3
$\begingroup$

I have a problem to interpret the following formula which is said to be the Pearson's correlation coefficient:

$r = \frac{N \left(\sum XY\right) - \left(\sum X\right) \left(\sum Y\right)}{\sqrt{\left[N \left(\sum X^2\right) - \left(\sum X\right)^2\right] \left[N \left(\sum Y^2\right) - \left(\sum Y\right)^2\right]}}$

It is from Mining a Web Citation Database for author co-citation analysis (p.7). I have problems with its interpretation, since the authors says $X$ and $Y$ are vectors with length $N + 1$ and the product of two column vectors is not defined, at least not normally, isn't it?

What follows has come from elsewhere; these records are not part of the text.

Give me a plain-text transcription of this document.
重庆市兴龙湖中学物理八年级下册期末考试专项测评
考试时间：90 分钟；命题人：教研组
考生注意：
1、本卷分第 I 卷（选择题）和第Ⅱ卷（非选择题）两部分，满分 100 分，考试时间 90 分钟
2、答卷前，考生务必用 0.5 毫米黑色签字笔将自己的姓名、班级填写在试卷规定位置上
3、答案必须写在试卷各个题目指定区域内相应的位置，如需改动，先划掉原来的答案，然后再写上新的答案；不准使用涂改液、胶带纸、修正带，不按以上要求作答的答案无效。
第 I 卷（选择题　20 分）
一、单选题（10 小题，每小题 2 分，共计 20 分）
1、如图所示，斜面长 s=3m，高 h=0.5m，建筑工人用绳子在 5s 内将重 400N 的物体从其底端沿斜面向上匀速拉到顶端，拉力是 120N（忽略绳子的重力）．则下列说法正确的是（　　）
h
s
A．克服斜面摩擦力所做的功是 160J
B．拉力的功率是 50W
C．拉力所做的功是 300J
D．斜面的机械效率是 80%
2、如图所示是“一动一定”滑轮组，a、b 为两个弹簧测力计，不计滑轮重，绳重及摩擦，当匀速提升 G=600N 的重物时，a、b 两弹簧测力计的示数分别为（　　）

I have found a similiar notation of this formular on this Wikipedia article. Here, the formula does not take vectors as arguments, but a series of $n$ measurements with $x_i$ and $y_i$, where $i = 1,2,\dots,n$.

I have problems to combine both formulas and understand what my calculations should look like when applying it. Maybe an example would help:

Let's take this two vectors:

$X = (0,0.5,0,0)$

$Y = (0.5,0,0,0)$

with $N = 3$ which would be from this matrix:

$\begin{pmatrix} 0 & 0.5 & 0 & 0\\ 0.5 & 0 & 0 & 0\\ 0 & 0 & 0 & 0\\ 0 & 0 & 0 & 0\\ \end{pmatrix}$

1 Answers 1

1

I am not convinced this expression is correct if these are vectors with length $N+1$ (the implicit means are wrong), so for the rest of this I will assume they are of length $N$.

If $\mathbf{X}$ is $(X_1, X_2, \ldots , X_{N})$ then the interpretation of $\sum X$ is clearly $\sum_{i=1}^{N} X_i$, of $\sum X^2$ is $\sum_{i=1}^{N} X_i^2$, and $\sum XY$ is $\sum_{i=1}^{N} X_i Y_i$. You can regard the last of these either as a dot product or a sum over a pointwise product (for matrices this pointwise product is sometimes called a Hadamard product).